Three Sisters

Some feel they must travel abroad to see historical landmarks and picture-postcard views. I have found both relatively close to home. A few weeks ago, I spent six days in the Blue Mountains, New South Wales, with my sister, daughter, and grandchildren. Each day we went to a different part of the region to bushwalk and sightsee; each day the scenery was more and more spectacular. Twice we went to see The Three Sisters, the iconic rock formation hewn by the elements over time and steeped in First Nations mythology. But as I gazed at the three magnificent rocks bound together at their base, I couldn’t help thinking of my three aunties, three sisters that were an important part of my life.
My father’s z”l three older sisters, Vera z”l, Livia z”l and Olga z”l, were the three oldest of seven children. They were born just over a year apart. Close in age, but very different in nature, they remained devoted to each other for the rest of their lives.
By the time the Nazis were deporting the Jews of Kosice, Hungary (now Slovakia) in May 1944, the three sisters were young women in their early twenties. Vera was away from home, visiting her maternal grandmother and family in another town, so she was deported with them on another train. At some point of the respective train journeys from hell to the gates of hell, the two trains passed each other. For a fleeting moment Vera and her mother, my grandmother z”l, spotted each other through the slits for windows of the cattle cars. Vera never saw her again.

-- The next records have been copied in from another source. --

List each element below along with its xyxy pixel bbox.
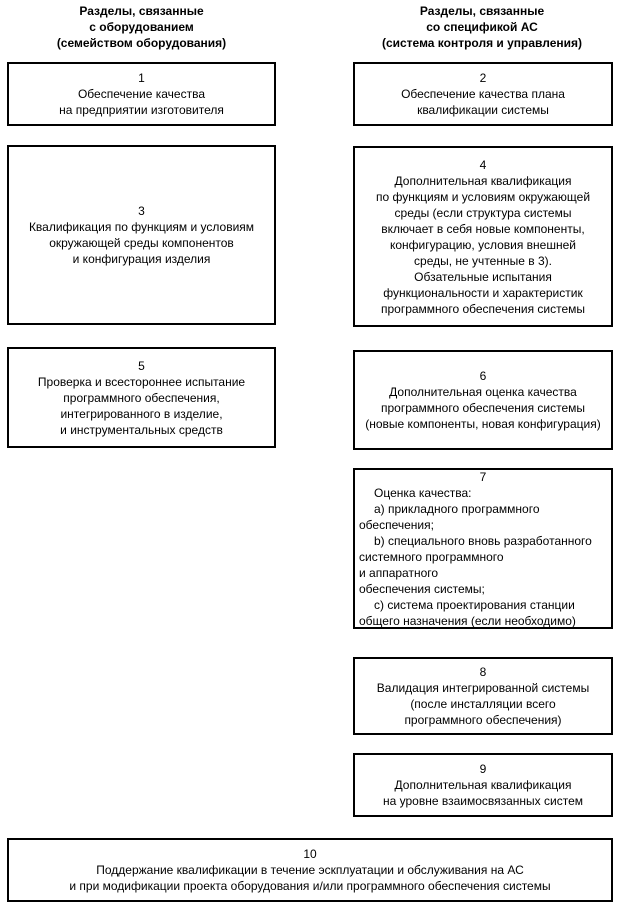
box-text-line: интегрированного в изделие, bbox=[60, 406, 223, 421]
box-text-line: Валидация интегрированной системы bbox=[376, 681, 590, 695]
box-text-line: по функциям и условиям окружающей bbox=[375, 189, 591, 204]
box-text-line: на предприятии изготовителя bbox=[59, 103, 224, 117]
box-number: 6 bbox=[479, 369, 487, 383]
box-text-line: и при модификации проекта оборудования и/или программного обеспечения системы bbox=[69, 879, 551, 893]
box-text-line: обеспечения системы; bbox=[359, 581, 485, 596]
box-text-line: Поддержание квалификации в течение эскплуатации и обслуживания на АС bbox=[96, 863, 524, 877]
box-6-additional-software-quality-assessment bbox=[353, 350, 613, 450]
box-text-line: Дополнительная оценка качества bbox=[389, 385, 577, 399]
box-text-line: с) система проектирования станции bbox=[374, 597, 575, 612]
box-text-line: программного обеспечения системы bbox=[380, 401, 586, 415]
box-5-software-verification-testing bbox=[7, 347, 276, 448]
box-4-additional-qualification bbox=[353, 146, 613, 327]
box-text-line: на уровне взаимосвязанных систем bbox=[382, 794, 583, 808]
box-text-line: программного обеспечения) bbox=[404, 713, 562, 727]
column-header-as-specific bbox=[348, 3, 616, 51]
header-line: со спецификой АС bbox=[426, 20, 538, 34]
box-text-line: включает в себя новые компоненты, bbox=[381, 221, 585, 236]
box-number: 7 bbox=[479, 469, 487, 484]
box-text-line: конфигурацию, условия внешней bbox=[390, 237, 576, 252]
box-number: 1 bbox=[138, 71, 145, 85]
box-text-line: и аппаратного bbox=[359, 565, 439, 580]
box-3-qualification-functions-environment bbox=[7, 145, 276, 325]
box-number: 2 bbox=[479, 71, 487, 85]
box-text-line: функциональности и характеристик bbox=[383, 285, 583, 300]
box-text-line: (после инсталляции всего bbox=[410, 697, 556, 711]
box-number: 3 bbox=[138, 204, 145, 218]
box-text-line: среды, не учтенные в 3). bbox=[414, 253, 552, 268]
box-10-qualification-maintenance bbox=[7, 838, 613, 902]
header-line: с оборудованием bbox=[89, 20, 194, 34]
header-line: Разделы, связанные bbox=[419, 4, 545, 18]
box-text-line: среды (если структура системы bbox=[394, 205, 572, 220]
box-number: 5 bbox=[138, 358, 145, 373]
box-number: 4 bbox=[479, 157, 487, 172]
box-7-quality-assessment-list bbox=[353, 468, 613, 629]
box-text-line: Обеспечение качества плана bbox=[401, 87, 565, 101]
box-text-line: Квалификация по функциям и условиям bbox=[28, 220, 255, 234]
box-text-line: (новые компоненты, новая конфигурация) bbox=[365, 417, 601, 431]
box-text-line: программного обеспечения, bbox=[63, 390, 220, 405]
box-text-line: и конфигурация изделия bbox=[72, 252, 211, 266]
box-text-line: Оценка качества: bbox=[374, 485, 472, 500]
box-text-line: b) специального вновь разработанного bbox=[374, 533, 592, 548]
box-text-line: а) прикладного программного bbox=[374, 501, 540, 516]
box-text-line: и инструментальных средств bbox=[60, 422, 223, 437]
box-text-line: Дополнительная квалификация bbox=[394, 778, 572, 792]
box-2-quality-assurance-plan bbox=[353, 62, 613, 126]
box-number: 9 bbox=[479, 762, 487, 776]
header-line: (семейством оборудования) bbox=[56, 36, 227, 50]
column-header-equipment bbox=[7, 3, 276, 51]
box-9-interconnected-systems-qualification bbox=[353, 753, 613, 817]
box-text-line: Дополнительная квалификация bbox=[394, 173, 572, 188]
header-line: (система контроля и управления) bbox=[381, 36, 583, 50]
box-text-line: обеспечения; bbox=[359, 517, 434, 532]
box-number: 8 bbox=[479, 665, 487, 679]
box-text-line: квалификации системы bbox=[417, 103, 549, 117]
box-text-line: Обеспечение качества bbox=[77, 87, 206, 101]
box-8-integrated-system-validation bbox=[353, 657, 613, 735]
box-text-line: окружающей среды компонентов bbox=[49, 236, 234, 250]
box-number: 10 bbox=[303, 847, 317, 861]
box-1-quality-assurance-manufacturer bbox=[7, 62, 276, 126]
box-text-line: Обзательные испытания bbox=[414, 269, 552, 284]
header-line: Разделы, связанные bbox=[79, 4, 204, 18]
box-text-line: общего назначения (если необходимо) bbox=[359, 613, 576, 628]
box-text-line: программного обеспечения системы bbox=[380, 301, 586, 316]
box-text-line: Проверка и всестороннее испытание bbox=[37, 374, 246, 389]
box-text-line: системного программного bbox=[359, 549, 504, 564]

Somehow the three sisters found each other in Auschwitz, and remained together there, Living and working on starvation rations. By the time they were forced out of the camp in early ’45 and went on the death march, Livia was so weak that her two sisters, one on each side, virtually dragged her along with them. Together they survived.

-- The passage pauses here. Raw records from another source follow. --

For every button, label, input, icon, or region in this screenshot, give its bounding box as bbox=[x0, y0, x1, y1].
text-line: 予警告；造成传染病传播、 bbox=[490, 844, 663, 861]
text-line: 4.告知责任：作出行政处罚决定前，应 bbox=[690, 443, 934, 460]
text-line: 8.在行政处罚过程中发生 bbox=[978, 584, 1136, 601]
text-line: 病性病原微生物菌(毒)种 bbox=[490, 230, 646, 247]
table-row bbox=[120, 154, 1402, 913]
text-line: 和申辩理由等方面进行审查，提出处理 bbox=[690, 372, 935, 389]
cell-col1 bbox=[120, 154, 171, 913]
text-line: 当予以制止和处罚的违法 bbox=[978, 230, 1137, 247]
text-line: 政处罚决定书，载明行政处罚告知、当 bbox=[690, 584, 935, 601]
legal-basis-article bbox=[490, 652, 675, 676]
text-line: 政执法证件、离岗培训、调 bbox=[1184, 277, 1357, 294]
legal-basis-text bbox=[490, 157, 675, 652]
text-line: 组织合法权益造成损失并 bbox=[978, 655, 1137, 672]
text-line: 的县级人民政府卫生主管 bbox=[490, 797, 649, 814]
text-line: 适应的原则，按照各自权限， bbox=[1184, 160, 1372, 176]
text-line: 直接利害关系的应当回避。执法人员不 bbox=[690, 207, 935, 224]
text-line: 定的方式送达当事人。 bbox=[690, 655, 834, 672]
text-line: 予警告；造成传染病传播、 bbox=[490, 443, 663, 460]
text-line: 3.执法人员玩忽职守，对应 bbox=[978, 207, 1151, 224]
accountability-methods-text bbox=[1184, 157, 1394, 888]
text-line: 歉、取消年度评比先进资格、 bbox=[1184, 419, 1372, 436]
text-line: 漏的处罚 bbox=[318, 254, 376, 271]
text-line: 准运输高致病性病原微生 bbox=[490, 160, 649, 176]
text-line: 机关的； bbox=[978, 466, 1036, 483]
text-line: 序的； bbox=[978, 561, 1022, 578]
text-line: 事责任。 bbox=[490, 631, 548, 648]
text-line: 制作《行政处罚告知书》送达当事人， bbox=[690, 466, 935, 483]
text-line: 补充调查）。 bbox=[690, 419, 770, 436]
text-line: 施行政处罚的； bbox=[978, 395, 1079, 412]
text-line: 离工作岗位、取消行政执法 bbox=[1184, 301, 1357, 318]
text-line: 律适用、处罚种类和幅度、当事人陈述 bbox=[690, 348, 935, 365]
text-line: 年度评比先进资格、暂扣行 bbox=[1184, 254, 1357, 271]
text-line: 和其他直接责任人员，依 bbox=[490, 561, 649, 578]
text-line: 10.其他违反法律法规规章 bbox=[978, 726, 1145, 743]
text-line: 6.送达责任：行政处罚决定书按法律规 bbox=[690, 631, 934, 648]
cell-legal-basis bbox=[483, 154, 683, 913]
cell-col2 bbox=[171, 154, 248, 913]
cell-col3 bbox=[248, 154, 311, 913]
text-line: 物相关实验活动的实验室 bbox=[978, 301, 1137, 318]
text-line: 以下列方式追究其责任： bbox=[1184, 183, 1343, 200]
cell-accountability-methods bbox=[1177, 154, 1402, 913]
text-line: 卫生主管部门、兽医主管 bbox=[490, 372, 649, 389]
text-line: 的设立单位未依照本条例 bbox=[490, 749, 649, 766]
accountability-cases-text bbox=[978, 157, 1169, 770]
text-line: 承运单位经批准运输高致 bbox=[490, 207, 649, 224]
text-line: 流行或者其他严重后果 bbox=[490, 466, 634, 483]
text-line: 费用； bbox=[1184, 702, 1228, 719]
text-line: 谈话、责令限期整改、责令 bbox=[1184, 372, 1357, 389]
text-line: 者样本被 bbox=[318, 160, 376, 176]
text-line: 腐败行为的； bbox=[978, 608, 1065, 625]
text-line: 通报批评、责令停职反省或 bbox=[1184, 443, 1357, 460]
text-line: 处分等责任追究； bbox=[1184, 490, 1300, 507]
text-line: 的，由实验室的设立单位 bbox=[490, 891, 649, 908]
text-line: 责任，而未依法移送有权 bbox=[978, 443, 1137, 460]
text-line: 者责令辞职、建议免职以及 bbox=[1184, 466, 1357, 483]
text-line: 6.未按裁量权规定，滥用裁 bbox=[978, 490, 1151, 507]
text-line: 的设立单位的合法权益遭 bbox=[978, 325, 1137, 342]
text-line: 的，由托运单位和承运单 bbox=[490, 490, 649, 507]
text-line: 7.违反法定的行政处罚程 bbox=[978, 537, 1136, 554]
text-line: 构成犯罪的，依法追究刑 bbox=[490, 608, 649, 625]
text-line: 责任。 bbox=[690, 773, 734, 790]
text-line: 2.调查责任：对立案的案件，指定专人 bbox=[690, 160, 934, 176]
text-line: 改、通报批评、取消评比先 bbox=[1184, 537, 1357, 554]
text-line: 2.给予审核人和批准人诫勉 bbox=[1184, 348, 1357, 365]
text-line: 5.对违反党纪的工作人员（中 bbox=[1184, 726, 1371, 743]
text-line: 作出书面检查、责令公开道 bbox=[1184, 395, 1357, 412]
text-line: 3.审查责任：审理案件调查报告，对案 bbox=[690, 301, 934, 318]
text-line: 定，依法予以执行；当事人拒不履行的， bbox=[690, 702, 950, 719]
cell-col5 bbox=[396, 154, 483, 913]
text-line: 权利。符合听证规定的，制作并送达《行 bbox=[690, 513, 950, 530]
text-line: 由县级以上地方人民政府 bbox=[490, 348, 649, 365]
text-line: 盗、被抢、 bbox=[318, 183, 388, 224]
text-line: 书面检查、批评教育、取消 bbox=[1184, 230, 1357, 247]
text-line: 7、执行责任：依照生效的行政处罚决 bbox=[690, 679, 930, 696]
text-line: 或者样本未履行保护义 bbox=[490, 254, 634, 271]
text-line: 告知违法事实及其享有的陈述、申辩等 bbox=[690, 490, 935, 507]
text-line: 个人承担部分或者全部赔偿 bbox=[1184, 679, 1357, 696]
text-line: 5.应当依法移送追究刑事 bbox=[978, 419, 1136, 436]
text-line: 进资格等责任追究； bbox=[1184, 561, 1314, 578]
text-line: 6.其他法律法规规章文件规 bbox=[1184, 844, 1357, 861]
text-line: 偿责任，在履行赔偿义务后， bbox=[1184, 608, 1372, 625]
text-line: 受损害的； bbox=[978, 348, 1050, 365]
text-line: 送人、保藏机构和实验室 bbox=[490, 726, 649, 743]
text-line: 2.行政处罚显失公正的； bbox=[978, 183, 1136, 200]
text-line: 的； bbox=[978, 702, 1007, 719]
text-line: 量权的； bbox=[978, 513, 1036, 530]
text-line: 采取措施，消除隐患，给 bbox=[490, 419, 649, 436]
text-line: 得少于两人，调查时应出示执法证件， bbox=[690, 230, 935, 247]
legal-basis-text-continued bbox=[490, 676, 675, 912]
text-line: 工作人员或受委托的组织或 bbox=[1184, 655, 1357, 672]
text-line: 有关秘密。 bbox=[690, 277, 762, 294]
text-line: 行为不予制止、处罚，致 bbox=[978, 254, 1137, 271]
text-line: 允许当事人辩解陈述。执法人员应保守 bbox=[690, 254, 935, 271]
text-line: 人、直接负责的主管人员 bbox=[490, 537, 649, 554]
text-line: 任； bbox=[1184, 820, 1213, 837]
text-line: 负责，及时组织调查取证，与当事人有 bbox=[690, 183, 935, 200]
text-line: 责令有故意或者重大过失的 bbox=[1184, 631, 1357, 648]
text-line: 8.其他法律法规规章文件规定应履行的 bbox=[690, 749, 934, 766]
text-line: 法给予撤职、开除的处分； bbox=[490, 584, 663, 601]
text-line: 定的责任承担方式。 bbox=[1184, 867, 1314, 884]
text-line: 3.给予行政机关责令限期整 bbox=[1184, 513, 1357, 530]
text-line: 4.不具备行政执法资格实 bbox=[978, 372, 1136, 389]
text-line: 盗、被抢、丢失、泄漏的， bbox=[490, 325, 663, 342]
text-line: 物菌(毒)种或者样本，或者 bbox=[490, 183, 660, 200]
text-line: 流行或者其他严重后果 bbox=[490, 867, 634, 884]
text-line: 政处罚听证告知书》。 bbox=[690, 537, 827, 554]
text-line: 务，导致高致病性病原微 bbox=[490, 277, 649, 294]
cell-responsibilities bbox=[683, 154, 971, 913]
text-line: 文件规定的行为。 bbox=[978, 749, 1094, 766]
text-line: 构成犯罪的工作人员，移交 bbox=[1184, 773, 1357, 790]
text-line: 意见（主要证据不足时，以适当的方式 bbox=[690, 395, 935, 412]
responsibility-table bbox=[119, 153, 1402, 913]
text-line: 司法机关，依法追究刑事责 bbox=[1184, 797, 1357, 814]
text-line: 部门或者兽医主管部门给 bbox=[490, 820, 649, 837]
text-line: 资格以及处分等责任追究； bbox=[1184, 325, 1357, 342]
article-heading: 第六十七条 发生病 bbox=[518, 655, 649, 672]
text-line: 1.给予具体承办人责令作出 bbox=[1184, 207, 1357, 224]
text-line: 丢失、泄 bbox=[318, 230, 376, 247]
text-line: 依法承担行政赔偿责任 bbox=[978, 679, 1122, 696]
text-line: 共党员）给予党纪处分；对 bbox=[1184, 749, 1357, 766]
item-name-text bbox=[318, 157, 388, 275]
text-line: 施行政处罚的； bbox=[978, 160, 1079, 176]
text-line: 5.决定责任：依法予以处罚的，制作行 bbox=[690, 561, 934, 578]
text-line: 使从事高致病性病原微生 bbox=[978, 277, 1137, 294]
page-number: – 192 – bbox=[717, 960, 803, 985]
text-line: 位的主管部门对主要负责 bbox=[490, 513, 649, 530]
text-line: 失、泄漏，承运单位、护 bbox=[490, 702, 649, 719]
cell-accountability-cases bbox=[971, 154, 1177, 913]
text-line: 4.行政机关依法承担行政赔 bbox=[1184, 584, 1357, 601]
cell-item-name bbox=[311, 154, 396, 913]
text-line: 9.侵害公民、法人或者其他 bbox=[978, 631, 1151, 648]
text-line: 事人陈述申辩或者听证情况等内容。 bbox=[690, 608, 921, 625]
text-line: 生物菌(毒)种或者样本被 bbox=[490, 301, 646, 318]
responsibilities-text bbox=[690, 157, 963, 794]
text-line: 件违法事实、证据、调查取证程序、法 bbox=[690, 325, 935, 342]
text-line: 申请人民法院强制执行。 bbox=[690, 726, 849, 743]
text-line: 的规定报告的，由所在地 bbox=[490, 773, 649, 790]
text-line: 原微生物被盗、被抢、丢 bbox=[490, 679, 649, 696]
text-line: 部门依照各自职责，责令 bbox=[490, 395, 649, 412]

Olga was the first of the family to come out to Australia, and she arranged papers for her two sisters and their new families, my grandfather z”l and my father. The family was reunited in Melbourne and the sisters and brother made a good life for themselves here with their spouses and children. Grandchildren and great-grandchildren were born here and abroad. Our family was depleted during the Holocaust, but now it is flourishing B”H.
Vera was the matriarch of the family and was consulted on a range of matters. Olga went to live in London for the last few years of her life to be with her son and his family. The three sisters spent most of their lives in Melbourne, from the late 1940s onwards, and spoke and saw each other regularly. My mother was their sister-in-law, but over time she became like a fourth sister. The three sisters lived into their nineties; Livia passed away a few months before her hundredth birthday last year.
On our Tuesday at the Blue Mountains, it rained all morning. When the rain stopped in the afternoon, we went to Echo Point to take a closer look at The Three Sisters. The massive rock formations were surrounded by clouds and shrouded in mist as if they were in the heavens. I’m sure my three aunties are somewhere in Gan Eden and catching up with each other every day.